4- Le sentiment de culpabilité et la colère

“Pourquoi je n’ai rien fait pour me défendre?”, “pourquoi je n’ai rien dit”?, autant de questions , tout à fait normales chez les victimes d’abus sexuels devenues adultes. Elles ressassent les évènements et pensent à tort qu’elles auraient pu faire autrement. Elles oublient qu’elles étaient juste des enfants et qu’elles n’auraient pas pu faire autrement à ce moment. Face au danger, un enfant n’a pas les mêmes ressources qu’un adulte.

5- Les comportements dysfonctionnels

Dans les cas extrêmes (inceste, viols répétitifs), on peut observer des comportements autodestructeurs tels que la prostitution, une sexualité déviante, des idées suicidaires et une consommation exagérée de drogues ou d’alcool.

6- Les réminiscences

On n’arrête pas de revoir la scène et on a constamment des flashbacks. Ces souvenirs sont en général temporaires, car ils sont réveillés par une situation présentant des similitudes avec le vécu antérieur. Ils peuvent toutefois donner naissance à des épisodes dépressifs.

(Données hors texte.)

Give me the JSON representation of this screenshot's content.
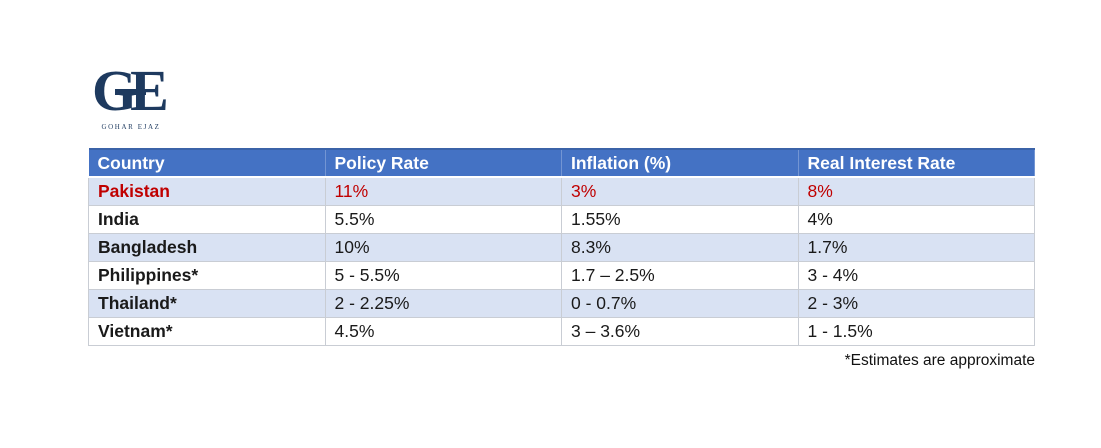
{
  "logo": {
    "monogram_g": "G",
    "monogram_e": "E",
    "name": "GOHAR EJAZ"
  },
  "table": {
    "columns": [
      "Country",
      "Policy Rate",
      "Inflation (%)",
      "Real Interest Rate"
    ],
    "rows": [
      {
        "country": "Pakistan",
        "policy_rate": "11%",
        "inflation": "3%",
        "real_interest_rate": "8%",
        "highlight": true
      },
      {
        "country": "India",
        "policy_rate": "5.5%",
        "inflation": "1.55%",
        "real_interest_rate": "4%",
        "highlight": false
      },
      {
        "country": "Bangladesh",
        "policy_rate": "10%",
        "inflation": "8.3%",
        "real_interest_rate": "1.7%",
        "highlight": false
      },
      {
        "country": "Philippines*",
        "policy_rate": "5 - 5.5%",
        "inflation": "1.7 – 2.5%",
        "real_interest_rate": "3 - 4%",
        "highlight": false
      },
      {
        "country": "Thailand*",
        "policy_rate": "2 - 2.25%",
        "inflation": "0 - 0.7%",
        "real_interest_rate": "2 - 3%",
        "highlight": false
      },
      {
        "country": "Vietnam*",
        "policy_rate": "4.5%",
        "inflation": "3 – 3.6%",
        "real_interest_rate": "1 - 1.5%",
        "highlight": false
      }
    ]
  },
  "footnote": "*Estimates are approximate",
  "colors": {
    "header_bg": "#4472C4",
    "band_bg": "#D9E2F3",
    "highlight_text": "#C00000",
    "logo_navy": "#1E3A5F"
  },
  "chart_data": {
    "type": "table",
    "title": "",
    "columns": [
      "Country",
      "Policy Rate",
      "Inflation (%)",
      "Real Interest Rate"
    ],
    "rows": [
      [
        "Pakistan",
        "11%",
        "3%",
        "8%"
      ],
      [
        "India",
        "5.5%",
        "1.55%",
        "4%"
      ],
      [
        "Bangladesh",
        "10%",
        "8.3%",
        "1.7%"
      ],
      [
        "Philippines*",
        "5 - 5.5%",
        "1.7 – 2.5%",
        "3 - 4%"
      ],
      [
        "Thailand*",
        "2 - 2.25%",
        "0 - 0.7%",
        "2 - 3%"
      ],
      [
        "Vietnam*",
        "4.5%",
        "3 – 3.6%",
        "1 - 1.5%"
      ]
    ],
    "annotations": [
      "*Estimates are approximate"
    ],
    "layout_hints": {
      "header_fill": "#4472C4",
      "banded_rows": true,
      "highlight_row": "Pakistan"
    }
  }
}
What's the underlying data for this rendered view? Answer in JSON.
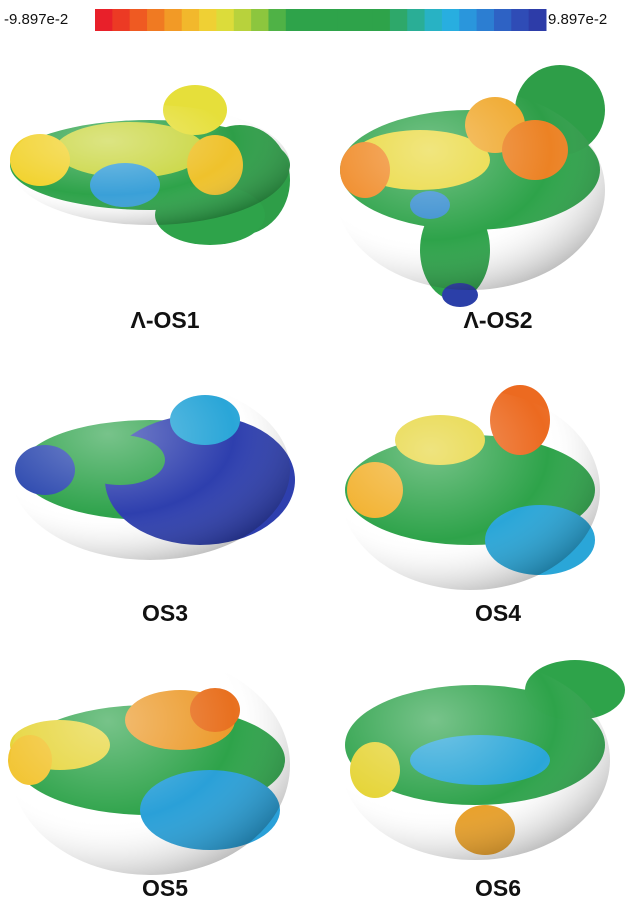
{
  "colorbar": {
    "min_label": "-9.897e-2",
    "max_label": "9.897e-2"
  },
  "panels": [
    {
      "label": "Λ-OS1"
    },
    {
      "label": "Λ-OS2"
    },
    {
      "label": "OS3"
    },
    {
      "label": "OS4"
    },
    {
      "label": "OS5"
    },
    {
      "label": "OS6"
    }
  ]
}
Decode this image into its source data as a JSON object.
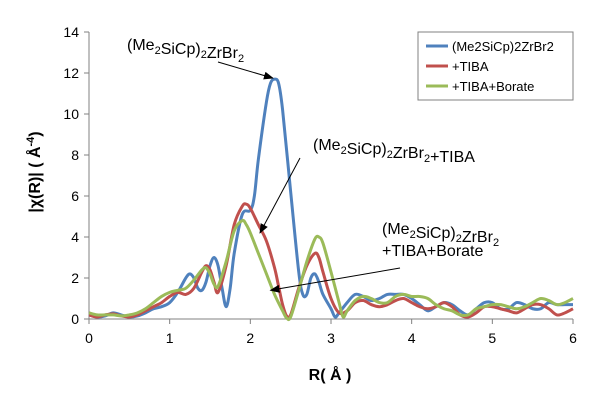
{
  "chart_data": {
    "type": "line",
    "xlabel": "R( Å )",
    "ylabel": "|χ(R)| ( Å",
    "ylabel_sup": "-4",
    "ylabel_close": ")",
    "xlim": [
      0,
      6
    ],
    "ylim": [
      0,
      14
    ],
    "x_ticks": [
      "0",
      "1",
      "2",
      "3",
      "4",
      "5",
      "6"
    ],
    "y_ticks": [
      "0",
      "2",
      "4",
      "6",
      "8",
      "10",
      "12",
      "14"
    ],
    "grid": false,
    "legend_position": "top-right",
    "series": [
      {
        "name": "(Me2SiCp)2ZrBr2",
        "color": "#4F81BD",
        "points": [
          [
            0,
            0.2
          ],
          [
            0.1,
            0.1
          ],
          [
            0.2,
            0.15
          ],
          [
            0.3,
            0.3
          ],
          [
            0.4,
            0.2
          ],
          [
            0.5,
            0.1
          ],
          [
            0.6,
            0.15
          ],
          [
            0.7,
            0.3
          ],
          [
            0.8,
            0.5
          ],
          [
            0.9,
            0.6
          ],
          [
            1.0,
            0.8
          ],
          [
            1.1,
            1.3
          ],
          [
            1.2,
            2.0
          ],
          [
            1.25,
            2.2
          ],
          [
            1.3,
            2.0
          ],
          [
            1.35,
            1.5
          ],
          [
            1.4,
            1.4
          ],
          [
            1.45,
            1.8
          ],
          [
            1.5,
            2.6
          ],
          [
            1.55,
            3.0
          ],
          [
            1.6,
            2.6
          ],
          [
            1.65,
            1.5
          ],
          [
            1.7,
            0.6
          ],
          [
            1.75,
            1.5
          ],
          [
            1.8,
            3.2
          ],
          [
            1.9,
            5.1
          ],
          [
            2.0,
            5.3
          ],
          [
            2.05,
            6.0
          ],
          [
            2.1,
            7.8
          ],
          [
            2.2,
            10.6
          ],
          [
            2.25,
            11.5
          ],
          [
            2.3,
            11.7
          ],
          [
            2.35,
            11.5
          ],
          [
            2.4,
            10.2
          ],
          [
            2.5,
            6.2
          ],
          [
            2.6,
            2.3
          ],
          [
            2.65,
            1.2
          ],
          [
            2.7,
            1.2
          ],
          [
            2.75,
            2.0
          ],
          [
            2.8,
            2.2
          ],
          [
            2.85,
            1.8
          ],
          [
            2.9,
            1.2
          ],
          [
            3.0,
            0.5
          ],
          [
            3.05,
            0.1
          ],
          [
            3.1,
            0.3
          ],
          [
            3.2,
            0.8
          ],
          [
            3.3,
            1.2
          ],
          [
            3.4,
            1.1
          ],
          [
            3.5,
            0.9
          ],
          [
            3.6,
            1.0
          ],
          [
            3.7,
            1.2
          ],
          [
            3.8,
            1.2
          ],
          [
            3.9,
            1.2
          ],
          [
            4.0,
            1.0
          ],
          [
            4.1,
            0.7
          ],
          [
            4.2,
            0.4
          ],
          [
            4.3,
            0.6
          ],
          [
            4.4,
            0.8
          ],
          [
            4.5,
            0.7
          ],
          [
            4.6,
            0.4
          ],
          [
            4.7,
            0.2
          ],
          [
            4.8,
            0.5
          ],
          [
            4.9,
            0.8
          ],
          [
            5.0,
            0.8
          ],
          [
            5.1,
            0.5
          ],
          [
            5.2,
            0.5
          ],
          [
            5.3,
            0.8
          ],
          [
            5.4,
            0.7
          ],
          [
            5.5,
            0.5
          ],
          [
            5.6,
            0.5
          ],
          [
            5.7,
            0.8
          ],
          [
            5.8,
            0.7
          ],
          [
            5.9,
            0.7
          ],
          [
            6.0,
            0.7
          ]
        ]
      },
      {
        "name": "+TIBA",
        "color": "#C0504D",
        "points": [
          [
            0,
            0.2
          ],
          [
            0.1,
            0.1
          ],
          [
            0.2,
            0.2
          ],
          [
            0.3,
            0.25
          ],
          [
            0.4,
            0.15
          ],
          [
            0.5,
            0.1
          ],
          [
            0.6,
            0.2
          ],
          [
            0.7,
            0.4
          ],
          [
            0.8,
            0.6
          ],
          [
            0.9,
            0.8
          ],
          [
            1.0,
            1.1
          ],
          [
            1.1,
            1.3
          ],
          [
            1.2,
            1.2
          ],
          [
            1.3,
            1.5
          ],
          [
            1.4,
            2.3
          ],
          [
            1.45,
            2.6
          ],
          [
            1.5,
            2.4
          ],
          [
            1.55,
            1.8
          ],
          [
            1.6,
            1.3
          ],
          [
            1.7,
            2.6
          ],
          [
            1.8,
            4.6
          ],
          [
            1.9,
            5.5
          ],
          [
            1.95,
            5.6
          ],
          [
            2.0,
            5.4
          ],
          [
            2.1,
            4.6
          ],
          [
            2.2,
            3.8
          ],
          [
            2.3,
            2.5
          ],
          [
            2.35,
            1.6
          ],
          [
            2.4,
            0.7
          ],
          [
            2.45,
            0.15
          ],
          [
            2.5,
            0.2
          ],
          [
            2.6,
            1.5
          ],
          [
            2.7,
            2.6
          ],
          [
            2.8,
            3.2
          ],
          [
            2.85,
            3.0
          ],
          [
            2.9,
            2.3
          ],
          [
            3.0,
            1.0
          ],
          [
            3.1,
            0.3
          ],
          [
            3.2,
            0.4
          ],
          [
            3.3,
            0.8
          ],
          [
            3.4,
            0.9
          ],
          [
            3.5,
            0.7
          ],
          [
            3.6,
            0.6
          ],
          [
            3.7,
            0.7
          ],
          [
            3.8,
            0.9
          ],
          [
            3.9,
            1.0
          ],
          [
            4.0,
            0.8
          ],
          [
            4.1,
            0.6
          ],
          [
            4.2,
            0.5
          ],
          [
            4.3,
            0.6
          ],
          [
            4.4,
            0.8
          ],
          [
            4.5,
            0.6
          ],
          [
            4.6,
            0.2
          ],
          [
            4.7,
            0.1
          ],
          [
            4.8,
            0.3
          ],
          [
            4.9,
            0.6
          ],
          [
            5.0,
            0.6
          ],
          [
            5.1,
            0.5
          ],
          [
            5.2,
            0.4
          ],
          [
            5.3,
            0.3
          ],
          [
            5.4,
            0.5
          ],
          [
            5.5,
            0.7
          ],
          [
            5.6,
            0.7
          ],
          [
            5.7,
            0.5
          ],
          [
            5.8,
            0.2
          ],
          [
            5.9,
            0.3
          ],
          [
            6.0,
            0.5
          ]
        ]
      },
      {
        "name": "+TIBA+Borate",
        "color": "#9BBB59",
        "points": [
          [
            0,
            0.3
          ],
          [
            0.1,
            0.2
          ],
          [
            0.2,
            0.2
          ],
          [
            0.3,
            0.2
          ],
          [
            0.4,
            0.15
          ],
          [
            0.5,
            0.2
          ],
          [
            0.6,
            0.3
          ],
          [
            0.7,
            0.5
          ],
          [
            0.8,
            0.8
          ],
          [
            0.9,
            1.1
          ],
          [
            1.0,
            1.3
          ],
          [
            1.1,
            1.4
          ],
          [
            1.2,
            1.5
          ],
          [
            1.3,
            1.9
          ],
          [
            1.4,
            2.4
          ],
          [
            1.45,
            2.5
          ],
          [
            1.5,
            2.2
          ],
          [
            1.55,
            1.7
          ],
          [
            1.6,
            1.6
          ],
          [
            1.7,
            2.8
          ],
          [
            1.8,
            4.3
          ],
          [
            1.9,
            4.8
          ],
          [
            1.95,
            4.6
          ],
          [
            2.0,
            4.2
          ],
          [
            2.1,
            3.2
          ],
          [
            2.2,
            2.2
          ],
          [
            2.3,
            1.2
          ],
          [
            2.4,
            0.4
          ],
          [
            2.45,
            0.05
          ],
          [
            2.5,
            0.1
          ],
          [
            2.6,
            1.4
          ],
          [
            2.7,
            2.8
          ],
          [
            2.8,
            3.9
          ],
          [
            2.85,
            4.0
          ],
          [
            2.9,
            3.7
          ],
          [
            3.0,
            2.3
          ],
          [
            3.1,
            0.8
          ],
          [
            3.15,
            0.1
          ],
          [
            3.2,
            0.4
          ],
          [
            3.3,
            0.9
          ],
          [
            3.4,
            1.1
          ],
          [
            3.5,
            1.0
          ],
          [
            3.6,
            0.8
          ],
          [
            3.7,
            0.8
          ],
          [
            3.8,
            1.1
          ],
          [
            3.9,
            1.2
          ],
          [
            4.0,
            1.1
          ],
          [
            4.1,
            1.1
          ],
          [
            4.2,
            1.0
          ],
          [
            4.3,
            0.7
          ],
          [
            4.4,
            0.5
          ],
          [
            4.5,
            0.4
          ],
          [
            4.6,
            0.2
          ],
          [
            4.7,
            0.2
          ],
          [
            4.8,
            0.5
          ],
          [
            4.9,
            0.6
          ],
          [
            5.0,
            0.7
          ],
          [
            5.1,
            0.7
          ],
          [
            5.2,
            0.6
          ],
          [
            5.3,
            0.5
          ],
          [
            5.4,
            0.6
          ],
          [
            5.5,
            0.8
          ],
          [
            5.6,
            1.0
          ],
          [
            5.7,
            0.9
          ],
          [
            5.8,
            0.7
          ],
          [
            5.9,
            0.8
          ],
          [
            6.0,
            1.0
          ]
        ]
      }
    ],
    "annotations": [
      {
        "lines": [
          [
            "(Me",
            ""
          ],
          [
            "2",
            "sub"
          ],
          [
            "SiCp)",
            ""
          ],
          [
            "2",
            "sub"
          ],
          [
            "ZrBr",
            ""
          ],
          [
            "2",
            "sub"
          ]
        ],
        "arrow_to": [
          2.28,
          11.75
        ]
      },
      {
        "lines": [
          [
            "(Me",
            ""
          ],
          [
            "2",
            "sub"
          ],
          [
            "SiCp)",
            ""
          ],
          [
            "2",
            "sub"
          ],
          [
            "ZrBr",
            ""
          ],
          [
            "2",
            "sub"
          ],
          [
            "+TIBA",
            ""
          ]
        ],
        "arrow_to": [
          2.12,
          4.2
        ]
      },
      {
        "lines": [
          [
            "(Me",
            ""
          ],
          [
            "2",
            "sub"
          ],
          [
            "SiCp)",
            ""
          ],
          [
            "2",
            "sub"
          ],
          [
            "ZrBr",
            ""
          ],
          [
            "2",
            "sub"
          ]
        ],
        "second_line": "+TIBA+Borate",
        "arrow_to": [
          2.25,
          1.4
        ]
      }
    ]
  }
}
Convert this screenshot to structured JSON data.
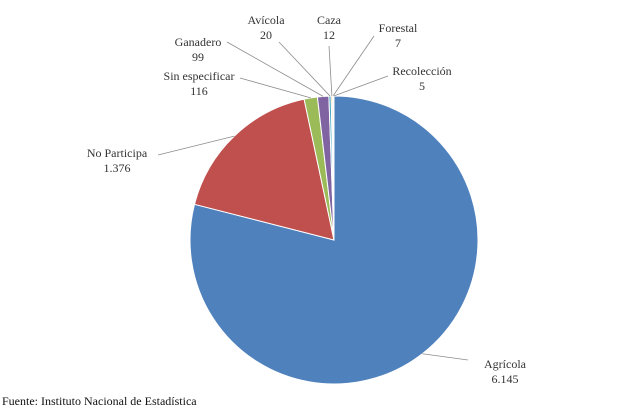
{
  "chart_data": {
    "type": "pie",
    "title": "",
    "slices": [
      {
        "label": "Agrícola",
        "value": 6145,
        "display": "6.145",
        "color": "#4f81bd"
      },
      {
        "label": "No Participa",
        "value": 1376,
        "display": "1.376",
        "color": "#c0504d"
      },
      {
        "label": "Sin especificar",
        "value": 116,
        "display": "116",
        "color": "#9bbb59"
      },
      {
        "label": "Ganadero",
        "value": 99,
        "display": "99",
        "color": "#8064a2"
      },
      {
        "label": "Avícola",
        "value": 20,
        "display": "20",
        "color": "#4bacc6"
      },
      {
        "label": "Caza",
        "value": 12,
        "display": "12",
        "color": "#f79646"
      },
      {
        "label": "Forestal",
        "value": 7,
        "display": "7",
        "color": "#2c4d75"
      },
      {
        "label": "Recolección",
        "value": 5,
        "display": "5",
        "color": "#772c2a"
      }
    ]
  },
  "source": "Fuente: Instituto Nacional de Estadística"
}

Dans le domaine des abus sexuels, la prévention revêt une importance capitale. On ne peut malheureusement pas identifier tous les prédateurs sexuels qui nous entourent. La plupart sont indétectables puisqu’en apparence, ils sont comme tout le monde. Gardez le plus possible un œil sur vos enfants. Communiquez avec eux et encouragez les à se confier en faisant preuve de disponibilité , d’écoute et d’empathie.

Les abus concernent autant les femmes que les hommes. Certaines personnes réussissent avec le temps et l’amour d’un partenaire, à surmonter cette épreuve. D’autres par contre, subissent les effets de leur traumatisme une fois devenus adultes.

Quoi qu’il en soit, abuser sexuellement d’un enfant , c’est lui voler son innocence. Il ne sera plus jamais pareil.